Si, es un tema… Hace un tiempo que no voy a mi analista porque está de viaje. Empecé hace 7 años con ella después que me separé del papá de mi hija, cuando ella tenía dos años, cuando las cosas cambian al tener un hijo… Entendí que yo no era la misma y necesitaba otras cosas que él no me las podía dar. Hicimos sesiones de pareja. Esto fue 7 años atrás y con el papá nos llevamos ahora muy bien y seguimos laburando juntos a veces cuando nos da ganas. Y justamente vino a la proyección de la película “La otra piel” en el Bafici.

¿Cómo se conocieron?

En el teatro Cervantes, justo donde termina la película que protagonizó, ”La otra piel” dirigida por Inés de Oliveira Cezar ya que la Terquedad se dio en el Cervantes: ¡el azar! Yo en aquel entonces con mis veintipocos años estaba haciendo una obra “Los siete Gatitos” de Nelson Rodrigues, un autor brasileño alucinante, junto a Arturo Mally, Karina K, Damian de Santo y otros buenos actores. ¡Para conseguir ese papel hice tres meses de audiciones! El director no encontraba a la actriz para hacerlo y Agustin Alezzo me recomendó.  Era un papel soñado: Silene, y resulta que a una función viene al Cervantes Daniel a verla y al terminar le pide  al director Ricardo Holcer conocerme, y poder saludarme al camarín para felicitarme porque le había gustado mi actuación y no me conocía. Él estaba con “El periférico de objetos”, yo no lo conocía tampoco (risas), ya qué venía yo de otro palo: de Alezzo, de Gené, de Augusto Fernándes y Ure, mis maestros.

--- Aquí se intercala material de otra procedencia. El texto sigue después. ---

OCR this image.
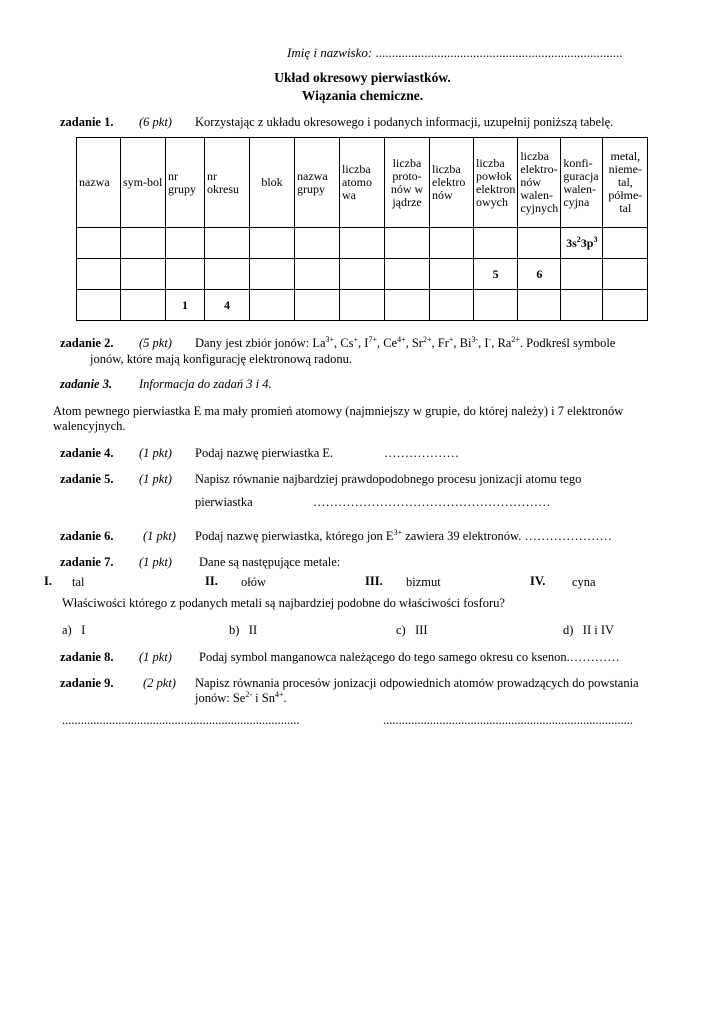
Imię i nazwisko: ............................................................................
Układ okresowy pierwiastków.
Wiązania chemiczne.
zadanie 1. (6 pkt) Korzystając z układu okresowego i podanych informacji, uzupełnij poniższą tabelę.
nazwa	sym-bol	nr grupy	nr okresu	blok	nazwa grupy	liczba atomo wa	liczba proto-nów w jądrze	liczba elektro nów	liczba powłok elektron owych	liczba elektro-nów walen-cyjnych	konfi-guracja walen-cyjna	metal, nieme-tal, półme-tal
											$3s^23p^3$	
									5	6		
		1	4									
zadanie 2. (5 pkt) Dany jest zbiór jonów: $La^{3+}$, Cs+, $I^{7+}$, $Ce^{4+}$, $Sr^{2+}$, Fr+, $Bi^{3-}$, I-, $Ra^{2+}$. Podkreśl symbole
jonów, które mają konfigurację elektronową radonu.
zadanie 3. Informacja do zadań 3 i 4.
Atom pewnego pierwiastka E ma mały promień atomowy (najmniejszy w grupie, do której należy) i 7 elektronów
walencyjnych.
zadanie 4. (1 pkt) Podaj nazwę pierwiastka E.	………………
zadanie 5. (1 pkt) Napisz równanie najbardziej prawdopodobnego procesu jonizacji atomu tego
pierwiastka	…………………………………………………
zadanie 6. (1 pkt) Podaj nazwę pierwiastka, którego jon $E^{3+}$ zawiera 39 elektronów. …………………
zadanie 7. (1 pkt) Dane są następujące metale:
I. tal	II. ołów	III. bizmut	IV. cyna
Właściwości którego z podanych metali są najbardziej podobne do właściwości fosforu?
a) I	b) II	c) III	d) II i IV
zadanie 8. (1 pkt) Podaj symbol manganowca należącego do tego samego okresu co ksenon.…………
zadanie 9. (2 pkt) Napisz równania procesów jonizacji odpowiednich atomów prowadzących do powstania
jonów: $Se^{2-}$ i $Sn^{4+}$.
............................................................................	................................................................................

Y él aún no era aún conocido. En esa época, andaba leyendo casi en forma devoradora todo lo que conseguía sobre Severino Di Giovanni y los anarquistas. Quería armar algo con la historia de Severino y América Scarfó y cuando lo vi , cuando se me acercó a felicitarme sin saber quién era, vi en la mirada de Daniel, vi sus ojos, los ojos amarillos como los de Severino y me perturbó. Y Daniel me felicitó y me hablaba, me hablaba, y lo dejé hablando solo y me fui (risas) porque me puse nerviosa. Después me dijeron, si sabía quién era, y yo dije que no, y me contestan, era Daniel Veronese, del Periférico. ¡Y empezamos por azar a encontrarnos en todos lados! Iba a ver una obra, él también había ido a esa función, hasta  por la calle, en todos lados (risas).  Y un día me dijo de sacar unas fotos en su estudio y no pasó nada, yo estaba de novia y muy enamorada de mi novio con el cual salimos 7 años desde chicos. Ese verano me había ido de mochilera con una amiga  pero me llama Ricardo Holcer de parte de Agustín Alezzo para hacer un personaje muy importante en “Los siete gatitos”. ¡Dejé todo! Había pagado todo el campamento para Villa Langostura de la facultad de Letras, y no me importo. Todavía no conozco Villa Langostura (risas). Estuve mucho tiempo de casting y ensayos hasta que me dijo: “sos vos, vos sos Silene”, el  personaje era hermoso de una complejidad alucinante. Antes había hecho en el Rojas en la biblioteca una obra con Román Podolski, hice “La zarza ardiendo” de González Castillo y Federico Mertens.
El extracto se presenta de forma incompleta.